THE HUMANITY OF DR. KING

On Monday, we had a tremendous day of service in honor of the life and legacy of the Rev. Dr. Martin Luther King, Jr., feeding nearly 500 families with over 300 volunteers.  But, every MLK holiday, I can’t help but feel a bit of sadness.  Sadness that Dr. King’s life was cut so short.  Cut short before he could see his kids grow up.  Cut short before he could live a long life with his amazing wife, Coretta.  Cut short before he could finish the Dream that he started.  I was not yet born when Dr. King marched for jobs and freedom.  But, amidst all of the lionizing and rose-colored tributes, I am reminded that Dr. King was a human being.  A human being with a family, friends, and personal hopes and dreams of his own…family and friends who were left with a permanent hole in their hearts.
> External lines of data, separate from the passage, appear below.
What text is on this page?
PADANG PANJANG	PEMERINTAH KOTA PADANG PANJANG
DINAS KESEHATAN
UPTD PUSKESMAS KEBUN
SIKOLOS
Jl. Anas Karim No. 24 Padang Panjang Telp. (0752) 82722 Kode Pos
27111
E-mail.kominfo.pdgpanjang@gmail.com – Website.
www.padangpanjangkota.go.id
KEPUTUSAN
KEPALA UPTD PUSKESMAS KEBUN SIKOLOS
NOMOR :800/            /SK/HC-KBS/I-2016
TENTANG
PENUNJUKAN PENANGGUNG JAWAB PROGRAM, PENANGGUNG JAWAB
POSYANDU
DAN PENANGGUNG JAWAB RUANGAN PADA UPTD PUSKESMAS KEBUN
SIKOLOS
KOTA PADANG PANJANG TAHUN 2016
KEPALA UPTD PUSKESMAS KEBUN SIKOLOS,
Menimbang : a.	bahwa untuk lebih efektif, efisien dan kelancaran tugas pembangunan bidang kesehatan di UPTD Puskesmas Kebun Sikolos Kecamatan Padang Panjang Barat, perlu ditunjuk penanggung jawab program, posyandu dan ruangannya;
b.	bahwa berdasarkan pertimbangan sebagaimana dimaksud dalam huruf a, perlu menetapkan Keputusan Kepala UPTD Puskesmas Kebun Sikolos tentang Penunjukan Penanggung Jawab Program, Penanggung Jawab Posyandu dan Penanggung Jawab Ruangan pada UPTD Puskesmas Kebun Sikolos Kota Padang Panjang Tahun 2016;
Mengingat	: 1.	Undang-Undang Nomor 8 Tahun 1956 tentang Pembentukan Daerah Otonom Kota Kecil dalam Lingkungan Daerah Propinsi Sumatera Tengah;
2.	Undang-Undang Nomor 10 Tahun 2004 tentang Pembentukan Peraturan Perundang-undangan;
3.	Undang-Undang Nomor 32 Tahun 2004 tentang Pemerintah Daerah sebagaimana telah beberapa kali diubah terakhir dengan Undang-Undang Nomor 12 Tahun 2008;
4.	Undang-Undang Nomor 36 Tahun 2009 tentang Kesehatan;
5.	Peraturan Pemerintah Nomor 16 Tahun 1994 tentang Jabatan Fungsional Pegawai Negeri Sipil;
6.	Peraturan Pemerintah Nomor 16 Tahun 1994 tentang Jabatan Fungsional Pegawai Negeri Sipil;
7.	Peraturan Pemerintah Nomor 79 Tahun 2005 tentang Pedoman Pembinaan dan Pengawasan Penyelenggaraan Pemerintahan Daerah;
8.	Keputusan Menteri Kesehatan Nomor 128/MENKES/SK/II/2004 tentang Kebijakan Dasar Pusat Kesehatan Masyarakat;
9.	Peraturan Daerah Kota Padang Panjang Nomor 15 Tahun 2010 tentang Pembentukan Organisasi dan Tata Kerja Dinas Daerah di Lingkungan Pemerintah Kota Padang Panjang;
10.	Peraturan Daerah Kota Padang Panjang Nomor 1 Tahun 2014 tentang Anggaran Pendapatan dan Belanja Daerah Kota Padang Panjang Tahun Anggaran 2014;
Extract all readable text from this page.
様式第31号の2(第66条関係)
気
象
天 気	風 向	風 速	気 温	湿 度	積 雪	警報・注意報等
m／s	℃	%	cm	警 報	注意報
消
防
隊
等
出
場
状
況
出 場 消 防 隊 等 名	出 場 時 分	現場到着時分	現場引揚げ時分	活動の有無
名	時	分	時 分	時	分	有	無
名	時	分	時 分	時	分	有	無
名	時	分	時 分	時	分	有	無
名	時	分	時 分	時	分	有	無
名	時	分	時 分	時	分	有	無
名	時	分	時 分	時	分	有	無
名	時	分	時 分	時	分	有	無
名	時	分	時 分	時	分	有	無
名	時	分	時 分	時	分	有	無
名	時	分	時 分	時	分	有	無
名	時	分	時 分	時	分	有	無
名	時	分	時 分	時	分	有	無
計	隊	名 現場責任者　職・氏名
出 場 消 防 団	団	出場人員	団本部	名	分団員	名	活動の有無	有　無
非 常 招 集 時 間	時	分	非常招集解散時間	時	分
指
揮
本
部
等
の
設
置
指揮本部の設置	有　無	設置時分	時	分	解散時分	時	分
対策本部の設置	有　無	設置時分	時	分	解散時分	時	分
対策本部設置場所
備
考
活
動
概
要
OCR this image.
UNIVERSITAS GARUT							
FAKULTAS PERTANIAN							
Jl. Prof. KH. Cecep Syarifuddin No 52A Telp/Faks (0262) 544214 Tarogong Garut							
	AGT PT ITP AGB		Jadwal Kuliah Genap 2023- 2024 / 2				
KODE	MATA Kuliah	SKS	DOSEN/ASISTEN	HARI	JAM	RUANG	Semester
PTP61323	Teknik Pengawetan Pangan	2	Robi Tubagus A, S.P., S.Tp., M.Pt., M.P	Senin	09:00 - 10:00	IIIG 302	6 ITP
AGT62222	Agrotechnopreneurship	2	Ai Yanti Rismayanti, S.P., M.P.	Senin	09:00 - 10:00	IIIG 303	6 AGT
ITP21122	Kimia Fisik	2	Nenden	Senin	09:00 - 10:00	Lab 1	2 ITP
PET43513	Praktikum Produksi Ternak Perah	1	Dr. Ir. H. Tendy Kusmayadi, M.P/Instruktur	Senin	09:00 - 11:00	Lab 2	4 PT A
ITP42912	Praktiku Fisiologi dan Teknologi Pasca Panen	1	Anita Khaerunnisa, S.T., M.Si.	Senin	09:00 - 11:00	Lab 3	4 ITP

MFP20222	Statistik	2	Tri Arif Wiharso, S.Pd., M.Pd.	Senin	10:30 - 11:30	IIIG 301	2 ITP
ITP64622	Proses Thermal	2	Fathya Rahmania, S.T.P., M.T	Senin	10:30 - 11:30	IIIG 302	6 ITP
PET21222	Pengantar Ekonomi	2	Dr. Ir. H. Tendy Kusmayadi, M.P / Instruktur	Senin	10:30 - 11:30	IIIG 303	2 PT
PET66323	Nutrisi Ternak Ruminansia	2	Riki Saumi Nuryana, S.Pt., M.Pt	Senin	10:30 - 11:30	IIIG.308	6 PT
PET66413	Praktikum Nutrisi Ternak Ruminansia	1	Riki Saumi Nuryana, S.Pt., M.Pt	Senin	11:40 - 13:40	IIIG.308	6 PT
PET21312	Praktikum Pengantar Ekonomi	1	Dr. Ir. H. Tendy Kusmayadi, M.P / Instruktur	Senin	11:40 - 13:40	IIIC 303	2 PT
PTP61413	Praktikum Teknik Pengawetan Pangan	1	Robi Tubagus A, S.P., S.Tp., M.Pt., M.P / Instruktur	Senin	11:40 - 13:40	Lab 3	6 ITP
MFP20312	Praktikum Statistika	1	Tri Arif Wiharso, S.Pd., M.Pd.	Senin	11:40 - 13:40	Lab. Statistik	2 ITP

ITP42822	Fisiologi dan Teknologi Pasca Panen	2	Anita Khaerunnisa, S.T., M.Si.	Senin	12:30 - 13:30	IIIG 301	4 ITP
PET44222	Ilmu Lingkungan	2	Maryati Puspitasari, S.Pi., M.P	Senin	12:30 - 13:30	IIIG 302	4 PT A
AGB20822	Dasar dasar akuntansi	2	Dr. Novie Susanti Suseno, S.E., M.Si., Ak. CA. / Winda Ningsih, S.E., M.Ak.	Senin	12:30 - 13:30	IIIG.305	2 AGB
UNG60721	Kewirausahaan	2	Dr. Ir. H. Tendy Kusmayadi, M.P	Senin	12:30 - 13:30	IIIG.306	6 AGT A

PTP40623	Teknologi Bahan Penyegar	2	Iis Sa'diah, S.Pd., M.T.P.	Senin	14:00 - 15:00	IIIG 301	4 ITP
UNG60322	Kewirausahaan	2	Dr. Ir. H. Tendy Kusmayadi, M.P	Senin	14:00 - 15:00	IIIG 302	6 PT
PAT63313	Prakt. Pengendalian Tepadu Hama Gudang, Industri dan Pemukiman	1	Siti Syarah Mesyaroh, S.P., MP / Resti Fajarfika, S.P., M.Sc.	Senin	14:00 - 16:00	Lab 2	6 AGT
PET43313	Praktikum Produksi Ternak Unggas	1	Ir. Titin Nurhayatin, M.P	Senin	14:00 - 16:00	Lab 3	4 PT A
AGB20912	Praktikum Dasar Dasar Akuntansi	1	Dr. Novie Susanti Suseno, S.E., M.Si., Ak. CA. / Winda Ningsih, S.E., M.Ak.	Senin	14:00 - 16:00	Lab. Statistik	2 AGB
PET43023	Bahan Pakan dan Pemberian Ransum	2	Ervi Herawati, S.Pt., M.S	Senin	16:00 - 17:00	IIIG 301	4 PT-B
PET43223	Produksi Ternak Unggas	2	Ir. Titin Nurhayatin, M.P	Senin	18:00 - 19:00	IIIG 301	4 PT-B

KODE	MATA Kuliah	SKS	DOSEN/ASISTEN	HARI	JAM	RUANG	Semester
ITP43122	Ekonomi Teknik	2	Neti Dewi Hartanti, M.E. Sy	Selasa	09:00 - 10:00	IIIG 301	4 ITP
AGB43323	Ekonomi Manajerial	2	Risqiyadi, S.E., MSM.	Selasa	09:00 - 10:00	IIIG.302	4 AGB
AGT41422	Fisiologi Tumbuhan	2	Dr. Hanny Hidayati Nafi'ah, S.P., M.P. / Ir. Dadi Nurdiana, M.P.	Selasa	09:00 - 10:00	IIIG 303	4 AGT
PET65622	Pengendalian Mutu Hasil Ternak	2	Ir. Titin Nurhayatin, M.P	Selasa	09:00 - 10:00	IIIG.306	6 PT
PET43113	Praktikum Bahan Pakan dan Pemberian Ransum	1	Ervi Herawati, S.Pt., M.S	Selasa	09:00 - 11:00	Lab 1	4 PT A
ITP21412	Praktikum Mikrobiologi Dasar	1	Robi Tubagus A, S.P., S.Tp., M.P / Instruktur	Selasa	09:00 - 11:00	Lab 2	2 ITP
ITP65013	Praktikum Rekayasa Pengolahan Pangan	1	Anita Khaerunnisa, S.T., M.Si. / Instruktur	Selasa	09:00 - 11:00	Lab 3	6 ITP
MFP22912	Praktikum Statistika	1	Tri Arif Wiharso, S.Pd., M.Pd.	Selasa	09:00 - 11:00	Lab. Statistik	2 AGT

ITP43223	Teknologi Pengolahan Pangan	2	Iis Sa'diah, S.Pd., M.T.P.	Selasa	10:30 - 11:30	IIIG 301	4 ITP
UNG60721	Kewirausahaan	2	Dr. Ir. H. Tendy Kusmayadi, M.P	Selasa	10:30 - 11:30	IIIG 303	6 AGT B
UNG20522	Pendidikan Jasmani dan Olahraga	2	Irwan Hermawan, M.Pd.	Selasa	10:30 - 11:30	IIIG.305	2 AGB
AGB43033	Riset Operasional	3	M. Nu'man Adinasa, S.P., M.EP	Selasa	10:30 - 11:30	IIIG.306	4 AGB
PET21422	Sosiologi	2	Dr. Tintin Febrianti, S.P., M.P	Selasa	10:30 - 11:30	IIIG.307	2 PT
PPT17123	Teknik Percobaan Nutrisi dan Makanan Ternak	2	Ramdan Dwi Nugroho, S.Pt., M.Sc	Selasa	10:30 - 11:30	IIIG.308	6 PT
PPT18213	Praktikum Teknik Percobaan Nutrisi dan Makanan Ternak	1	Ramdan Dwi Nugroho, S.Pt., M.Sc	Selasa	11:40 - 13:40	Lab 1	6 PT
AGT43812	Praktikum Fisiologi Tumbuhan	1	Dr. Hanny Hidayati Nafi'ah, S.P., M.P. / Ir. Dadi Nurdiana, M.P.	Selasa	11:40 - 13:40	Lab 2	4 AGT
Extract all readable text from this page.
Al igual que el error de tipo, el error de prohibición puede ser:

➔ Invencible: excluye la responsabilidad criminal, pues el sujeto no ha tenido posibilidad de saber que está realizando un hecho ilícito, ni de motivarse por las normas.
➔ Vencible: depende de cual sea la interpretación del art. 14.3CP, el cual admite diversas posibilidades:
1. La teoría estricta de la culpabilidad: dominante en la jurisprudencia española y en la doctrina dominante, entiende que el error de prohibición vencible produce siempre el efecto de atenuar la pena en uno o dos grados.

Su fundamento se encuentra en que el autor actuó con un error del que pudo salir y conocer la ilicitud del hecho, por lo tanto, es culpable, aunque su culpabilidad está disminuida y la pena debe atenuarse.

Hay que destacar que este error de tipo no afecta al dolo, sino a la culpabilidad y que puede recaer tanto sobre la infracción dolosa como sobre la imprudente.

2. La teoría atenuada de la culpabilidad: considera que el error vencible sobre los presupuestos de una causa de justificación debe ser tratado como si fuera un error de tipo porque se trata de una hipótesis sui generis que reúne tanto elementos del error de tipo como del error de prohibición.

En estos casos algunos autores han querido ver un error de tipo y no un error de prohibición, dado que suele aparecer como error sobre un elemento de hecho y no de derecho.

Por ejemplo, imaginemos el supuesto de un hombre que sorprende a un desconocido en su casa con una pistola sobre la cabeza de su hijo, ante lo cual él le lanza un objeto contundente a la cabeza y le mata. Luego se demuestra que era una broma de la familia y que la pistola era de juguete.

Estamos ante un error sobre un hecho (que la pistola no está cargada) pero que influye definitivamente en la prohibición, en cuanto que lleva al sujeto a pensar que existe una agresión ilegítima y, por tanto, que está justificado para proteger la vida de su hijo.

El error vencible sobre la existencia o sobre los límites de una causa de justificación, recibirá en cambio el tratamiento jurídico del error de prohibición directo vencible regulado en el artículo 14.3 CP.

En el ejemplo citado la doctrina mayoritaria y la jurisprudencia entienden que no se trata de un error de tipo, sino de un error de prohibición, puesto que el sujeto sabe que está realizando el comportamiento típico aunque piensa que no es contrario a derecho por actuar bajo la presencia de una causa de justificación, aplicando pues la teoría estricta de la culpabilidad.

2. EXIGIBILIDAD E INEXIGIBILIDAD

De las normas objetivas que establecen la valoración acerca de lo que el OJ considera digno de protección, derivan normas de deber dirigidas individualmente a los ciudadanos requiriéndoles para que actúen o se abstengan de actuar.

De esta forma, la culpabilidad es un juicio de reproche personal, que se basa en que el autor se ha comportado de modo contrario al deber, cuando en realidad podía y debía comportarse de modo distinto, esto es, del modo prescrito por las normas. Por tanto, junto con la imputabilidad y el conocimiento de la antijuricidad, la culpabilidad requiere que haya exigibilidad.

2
While being one of history’s most beloved figures today, Dr. King was not always loved in his day.  He was hated by many for his unwillingness to settle, even in the black community.  For his unwillingness to settle for half of equal rights, half of full human dignity, half of a more perfect union, half of a nonviolent movement.  He knew that America, despite its lofty ideals of freedom and the American Dream, was failing the descendants of slavery.  He also believed through nonviolent struggle, strategic agitation, and broad coalition building that America could change…and change America did.  Most of us today can’t imagine drinking at a water fountain that says ‘colored’ or giving up our seat on a public bus because of the color of our skin.  But, many of our elders living today experienced that reality for many, many years.  Some of them also struggled at Dr. King’s side and in the civil rights movement here in Prince George’s County.  We still have so much to learn from their stories.  It is because of their struggle and the movement for which Dr. King and so many others gave their lives, that people like me never had to use a segregated bathroom or be denied a home in a “whites only” community.

But Dr. King, a man, a husband, and a father, did not get the opportunity to see so many of the fruits of his labors.  He led a bus boycott at age 26, a march on Washington at age 34, and was assassinated at age 39.  Yet remembering Dr. King, the man, taken with so much of his life left to live, reminds us just how great his sacrifice really was.  Thank you, Dr. King.